Apesar da popularidade persistente dos injetáveis, as reversões do preenchimento estão aumentando. No Brasil, alguns famosos, modelos, cantores e influencers já optaram pela reversão de preenchimentos. “Usamos a enzima hialuronidase para dissolver rostos supercheios, pastosos e distorcidos. O excesso de preenchimento não apenas cria uma estética estranha, mas também pode levar à obstrução do canal linfático e acúmulo de fluido, função muscular limitada (que pode causar expressões tensas) e estiramento permanente dos tecidos moles ao longo do tempo. Mas também dissolvemos para corrigir pequenas imperfeições, como canais lacrimais deixados inchados por um gel mal colocado”, diz a médica Cláudia Merlo, especialista em cosmetologia.
A culpa das distorções em parte pode ser creditada à falta de julgamento estético de alguns médicos. Mas, na outra ponta, está o impulso dismórfico de alguns pacientes, que topam qualquer coisa por uma pele esticada. Os especialistas lembram que o preenchimento deve ser usado para restaurar o volume perdido, não para camuflar flacidez (nesse caso, a indicação são os bioestimuladores de colágeno). A tentativa de “levantar” os tecidos flácidos com ácido hialurônico não pode ser feita sem inflar o rosto.
Outra manobra que pode dar errado é tentar remodelar o rosto, impondo contornos não naturais. “Quantas vezes atendi pacientes querendo operar as bolsas sob os olhos e melhorar as olheiras e tratei com preenchedor na região das maçãs do rosto, sem necessidade de cirurgia. Ou ainda pacientes que vieram para colocar preenchedor nas olheiras e indiquei a cirurgia das pálpebras, retirando as bolsas. Com frequência recebo pacientes lindas que há anos fazem preenchimentos e tratamentos estéticos com dermatologistas, que, enxergando que não é mais possível tratar a flacidez, indicam a cirurgia de face. De forma inversa, muitos pacientes me procuram para realizar lifting e indico tratamentos estéticos, retardando em alguns anos os procedimentos mais invasivos. Ou ainda, durante a cirurgia de face, utilizo preenchedores ou gordura como complemento”, diz a cirurgiã Beatriz.

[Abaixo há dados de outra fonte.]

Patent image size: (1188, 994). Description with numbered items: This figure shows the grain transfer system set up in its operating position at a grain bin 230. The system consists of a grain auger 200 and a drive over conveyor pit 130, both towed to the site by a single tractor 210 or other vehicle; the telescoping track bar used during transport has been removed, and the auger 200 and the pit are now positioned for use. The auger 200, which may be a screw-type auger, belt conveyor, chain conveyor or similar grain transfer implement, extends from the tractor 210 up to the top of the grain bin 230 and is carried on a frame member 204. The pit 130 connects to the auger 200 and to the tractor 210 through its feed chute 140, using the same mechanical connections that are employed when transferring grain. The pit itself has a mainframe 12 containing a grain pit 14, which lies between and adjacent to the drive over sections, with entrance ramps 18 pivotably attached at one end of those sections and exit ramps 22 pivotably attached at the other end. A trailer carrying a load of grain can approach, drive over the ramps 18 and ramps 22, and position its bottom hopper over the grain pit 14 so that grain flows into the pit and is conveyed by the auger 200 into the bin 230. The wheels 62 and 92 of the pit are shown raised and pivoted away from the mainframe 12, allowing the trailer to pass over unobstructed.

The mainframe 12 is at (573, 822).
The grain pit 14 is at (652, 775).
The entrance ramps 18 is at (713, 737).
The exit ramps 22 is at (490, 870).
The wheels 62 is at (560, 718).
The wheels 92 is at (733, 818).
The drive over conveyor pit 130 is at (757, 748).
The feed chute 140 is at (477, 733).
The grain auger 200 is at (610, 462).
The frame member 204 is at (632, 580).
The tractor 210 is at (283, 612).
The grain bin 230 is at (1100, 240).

Há ainda o grupo de pacientes que reagendam prematuramente a injeção da substância, com base em uma crença incorreta de que o preenchedor desaparece em seis meses. O mito amplamente divulgado de que o ácido hialurônico desaparece em um cronograma previsível brota de ensaios clínicos, cujos pontos finais fixos (de 6, 12 ou 24 meses) foram mal interpretados como expectativa de vida dos preenchimentos. Estudos recentes de ressonância magnética mostraram que ele dura muito mais do que o anunciado. “O ácido hialurônico realmente é reabsorvido pelo organismo, pois trata-se de uma substância que produzimos naturalmente. Mas, quando falamos da necessidade de manutenção do procedimento após um ou dois anos, estamos nos referindo à duração do resultado estético e não à presença da substância no organismo. O ácido hialurônico realmente pode demorar bem mais do que dois anos para ser completamente absorvido pelo corpo”, explica a dermatologista Paola Pomerantzeff, da Sociedade Brasileira de Dermatologia. A medida certa do preenchimento? O bom senso, sempre.